A filosofia de Plotino aparece inicialmente como exegese e sistematização de Platão, adaptação ou crítica respeitosa dos Antigos.
As Enéadas reproduzem lições orais frequentemente ligadas a textos citados ou pressupostos.
As notas de Brehier permitem identificar citações de Platão, Aristóteles e seus comentadores, bem como objeções a doutrinas clássicas e contemporâneas.
Os anos de 250 a 270, durante o ensino de Plotino em Roma, constituem período decisivo de conflito espiritual no mundo antigo.
O mundo antigo oscila entre o abandono dos cultos antigos e a ameaça das novas religiões de salvação.
A ruptura com o cristianismo se acentua, mas coexistem tentativas de sincretismo e de conciliação.
Plotino, egípcio de origem e filósofo grego, aparece como testemunha privilegiada desse mundo em transformação.
A confrontação com forças estranhas ao gênio helênico permite compreender aquilo que o estimulava e ao mesmo tempo o repelia.
A viagem de Plotino ao Oriente e a possível contemporaneidade com
Mani simbolizam o confronto entre a razão grega e a ciência mística oriental.
Porfírio relata que Plotino, aos trinta e nove anos, se alistou no exército de Gordiano III para conhecer diretamente a filosofia praticada entre os persas e honrada entre os indianos.
Plotino participou da campanha da Mesopotâmia contra os persas do rei Sapor até o desastre de fevereiro de 244.
Mani é apresentado como fundador de uma nova religião de salvação pronta a expandir-se no Império.
A hipótese de que
Mani estivesse no exército de Sapor é posteriormente corrigida como menos provável para a campanha contra Gordiano III e mais verossímil para a campanha de 259—260 contra Valeriano.
O encontro simbólico põe frente a frente o filósofo do nous e da razão grega e o apóstolo de uma ciência mística emanada do Nous ou Espírito de Luz.
O confronto de Plotino com a Gnose continuou em Roma, no interior de sua própria escola.
Após chegar a Roma no verão de 244, Plotino encontrou ouvintes e críticos gnósticos em sua escola.
Esses gnósticos consideravam a filosofia grega algo a ser superado.
Eles sobrepunham aos diálogos de Platão revelações orientais ou pseudo-orientais, como as de Zoroastro e
Zostriano.
Afirmava-se contra Platão que ele “não penetrara até as profundidades abissais da essência inteligível”.
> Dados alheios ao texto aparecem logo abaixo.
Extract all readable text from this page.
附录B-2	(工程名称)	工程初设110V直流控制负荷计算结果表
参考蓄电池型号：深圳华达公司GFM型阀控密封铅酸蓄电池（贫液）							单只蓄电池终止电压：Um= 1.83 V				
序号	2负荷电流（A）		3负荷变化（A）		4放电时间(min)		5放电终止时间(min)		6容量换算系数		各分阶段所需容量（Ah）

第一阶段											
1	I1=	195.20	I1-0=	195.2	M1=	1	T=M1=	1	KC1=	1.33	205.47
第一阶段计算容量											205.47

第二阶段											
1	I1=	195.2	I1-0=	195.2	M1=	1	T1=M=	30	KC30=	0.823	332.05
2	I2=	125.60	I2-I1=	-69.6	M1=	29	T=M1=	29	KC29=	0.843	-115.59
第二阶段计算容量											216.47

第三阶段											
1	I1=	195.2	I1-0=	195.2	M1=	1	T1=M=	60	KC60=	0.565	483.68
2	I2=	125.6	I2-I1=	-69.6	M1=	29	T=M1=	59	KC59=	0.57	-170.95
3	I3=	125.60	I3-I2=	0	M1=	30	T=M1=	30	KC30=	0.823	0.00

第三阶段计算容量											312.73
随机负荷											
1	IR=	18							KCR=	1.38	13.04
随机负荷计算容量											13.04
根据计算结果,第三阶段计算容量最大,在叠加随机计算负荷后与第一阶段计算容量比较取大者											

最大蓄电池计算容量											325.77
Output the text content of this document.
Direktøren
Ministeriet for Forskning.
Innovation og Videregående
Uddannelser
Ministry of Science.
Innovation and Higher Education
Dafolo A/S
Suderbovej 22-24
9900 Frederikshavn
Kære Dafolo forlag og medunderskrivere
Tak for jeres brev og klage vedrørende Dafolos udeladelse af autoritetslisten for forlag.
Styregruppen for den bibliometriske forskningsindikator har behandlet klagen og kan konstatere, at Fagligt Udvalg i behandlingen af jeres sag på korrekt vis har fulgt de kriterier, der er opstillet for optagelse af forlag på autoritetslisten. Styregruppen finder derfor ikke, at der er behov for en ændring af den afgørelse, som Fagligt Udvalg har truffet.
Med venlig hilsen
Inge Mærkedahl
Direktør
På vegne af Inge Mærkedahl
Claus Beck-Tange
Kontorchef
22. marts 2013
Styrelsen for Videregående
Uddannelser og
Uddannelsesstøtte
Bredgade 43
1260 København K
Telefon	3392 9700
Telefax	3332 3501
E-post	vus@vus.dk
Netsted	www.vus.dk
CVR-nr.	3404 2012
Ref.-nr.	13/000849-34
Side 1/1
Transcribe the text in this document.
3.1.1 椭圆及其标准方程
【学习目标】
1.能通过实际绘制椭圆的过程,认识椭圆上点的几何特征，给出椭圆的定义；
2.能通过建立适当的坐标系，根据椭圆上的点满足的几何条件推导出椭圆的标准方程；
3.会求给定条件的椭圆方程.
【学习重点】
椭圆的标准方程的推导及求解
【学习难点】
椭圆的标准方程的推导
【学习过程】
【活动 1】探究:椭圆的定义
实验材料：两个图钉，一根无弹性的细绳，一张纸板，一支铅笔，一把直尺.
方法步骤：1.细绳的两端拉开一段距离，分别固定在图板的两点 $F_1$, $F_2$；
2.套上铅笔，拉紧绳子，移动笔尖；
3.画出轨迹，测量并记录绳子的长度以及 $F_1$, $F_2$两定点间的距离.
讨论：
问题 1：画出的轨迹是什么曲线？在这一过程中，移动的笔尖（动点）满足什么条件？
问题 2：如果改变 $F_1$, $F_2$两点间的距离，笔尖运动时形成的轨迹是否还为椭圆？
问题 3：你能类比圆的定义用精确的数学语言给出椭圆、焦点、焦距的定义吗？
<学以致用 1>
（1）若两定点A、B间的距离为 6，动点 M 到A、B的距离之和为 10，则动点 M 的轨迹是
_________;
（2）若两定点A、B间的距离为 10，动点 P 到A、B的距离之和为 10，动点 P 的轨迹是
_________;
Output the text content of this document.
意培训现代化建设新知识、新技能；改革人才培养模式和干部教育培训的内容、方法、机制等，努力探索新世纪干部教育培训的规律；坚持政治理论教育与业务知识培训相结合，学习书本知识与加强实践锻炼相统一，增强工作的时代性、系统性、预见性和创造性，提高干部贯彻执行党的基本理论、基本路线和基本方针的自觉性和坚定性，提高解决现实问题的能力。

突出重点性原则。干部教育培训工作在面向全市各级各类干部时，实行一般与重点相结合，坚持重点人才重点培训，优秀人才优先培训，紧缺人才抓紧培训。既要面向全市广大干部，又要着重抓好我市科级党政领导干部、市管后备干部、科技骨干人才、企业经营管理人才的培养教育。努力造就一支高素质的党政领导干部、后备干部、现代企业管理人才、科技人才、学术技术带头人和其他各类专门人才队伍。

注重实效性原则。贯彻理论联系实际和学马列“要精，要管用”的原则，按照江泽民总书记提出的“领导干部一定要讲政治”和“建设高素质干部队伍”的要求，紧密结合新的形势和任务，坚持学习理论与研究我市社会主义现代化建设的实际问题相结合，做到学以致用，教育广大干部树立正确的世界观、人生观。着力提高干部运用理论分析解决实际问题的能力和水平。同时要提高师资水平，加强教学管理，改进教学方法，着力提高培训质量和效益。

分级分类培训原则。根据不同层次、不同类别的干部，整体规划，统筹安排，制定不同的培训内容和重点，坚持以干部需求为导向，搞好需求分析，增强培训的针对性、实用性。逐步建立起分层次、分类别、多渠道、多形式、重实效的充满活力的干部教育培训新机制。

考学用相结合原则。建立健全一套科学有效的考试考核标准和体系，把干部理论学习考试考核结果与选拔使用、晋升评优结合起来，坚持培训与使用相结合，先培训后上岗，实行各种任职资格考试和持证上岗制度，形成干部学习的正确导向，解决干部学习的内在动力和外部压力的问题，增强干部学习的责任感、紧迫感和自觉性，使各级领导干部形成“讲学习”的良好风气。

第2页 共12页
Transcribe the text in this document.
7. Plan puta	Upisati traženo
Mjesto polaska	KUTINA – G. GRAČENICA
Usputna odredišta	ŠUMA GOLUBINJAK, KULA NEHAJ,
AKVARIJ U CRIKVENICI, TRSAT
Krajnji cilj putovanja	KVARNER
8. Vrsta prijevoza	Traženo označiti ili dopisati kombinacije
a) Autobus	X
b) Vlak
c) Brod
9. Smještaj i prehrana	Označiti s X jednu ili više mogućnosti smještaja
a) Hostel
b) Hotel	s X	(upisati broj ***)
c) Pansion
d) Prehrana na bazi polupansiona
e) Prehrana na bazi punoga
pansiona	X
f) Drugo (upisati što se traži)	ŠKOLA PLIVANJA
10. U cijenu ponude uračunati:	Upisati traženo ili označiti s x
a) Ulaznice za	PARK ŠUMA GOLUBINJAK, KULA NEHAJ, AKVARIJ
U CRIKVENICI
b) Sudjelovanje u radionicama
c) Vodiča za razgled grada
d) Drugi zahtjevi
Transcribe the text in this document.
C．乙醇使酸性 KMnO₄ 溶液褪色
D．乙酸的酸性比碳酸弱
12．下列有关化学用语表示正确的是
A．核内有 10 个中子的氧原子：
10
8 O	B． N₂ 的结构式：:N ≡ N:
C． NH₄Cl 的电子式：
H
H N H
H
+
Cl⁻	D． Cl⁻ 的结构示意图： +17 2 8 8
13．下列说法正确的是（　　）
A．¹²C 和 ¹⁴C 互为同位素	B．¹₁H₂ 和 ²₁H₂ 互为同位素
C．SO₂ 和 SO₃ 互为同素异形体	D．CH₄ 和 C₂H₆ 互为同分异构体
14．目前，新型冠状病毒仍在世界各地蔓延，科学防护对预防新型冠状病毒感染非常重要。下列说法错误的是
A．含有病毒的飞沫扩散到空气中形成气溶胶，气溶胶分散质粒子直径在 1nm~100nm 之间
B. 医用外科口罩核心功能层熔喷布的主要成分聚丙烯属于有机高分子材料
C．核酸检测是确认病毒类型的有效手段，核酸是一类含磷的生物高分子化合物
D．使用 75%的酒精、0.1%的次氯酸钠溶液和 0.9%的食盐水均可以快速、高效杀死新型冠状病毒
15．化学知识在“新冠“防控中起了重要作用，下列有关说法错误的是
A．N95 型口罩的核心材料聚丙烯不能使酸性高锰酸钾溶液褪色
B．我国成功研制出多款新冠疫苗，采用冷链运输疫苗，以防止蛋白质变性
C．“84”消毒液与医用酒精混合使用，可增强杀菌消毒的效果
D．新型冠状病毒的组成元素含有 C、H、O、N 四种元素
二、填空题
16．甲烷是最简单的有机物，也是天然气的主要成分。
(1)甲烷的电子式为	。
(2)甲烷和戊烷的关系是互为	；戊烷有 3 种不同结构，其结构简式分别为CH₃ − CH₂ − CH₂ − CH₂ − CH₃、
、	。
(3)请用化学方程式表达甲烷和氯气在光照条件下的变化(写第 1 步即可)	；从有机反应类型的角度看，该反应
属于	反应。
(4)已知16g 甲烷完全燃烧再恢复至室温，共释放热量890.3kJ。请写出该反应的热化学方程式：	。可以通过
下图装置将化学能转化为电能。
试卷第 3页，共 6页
Por volta de 264, a discussão tornou-se conflito aberto no nono tratado da segunda Enéada, dirigido contra os gnósticos.
Os gnósticos combatidos por Plotino eram provavelmente cristãos, e o cristianismo não lhe podia ser desconhecido.
Muitos ataques da Enéada II, 9 atingem diretamente dogmas cristãos.
Amônio Sacas, mestre alexandrino de Plotino, pertencia ao cristianismo.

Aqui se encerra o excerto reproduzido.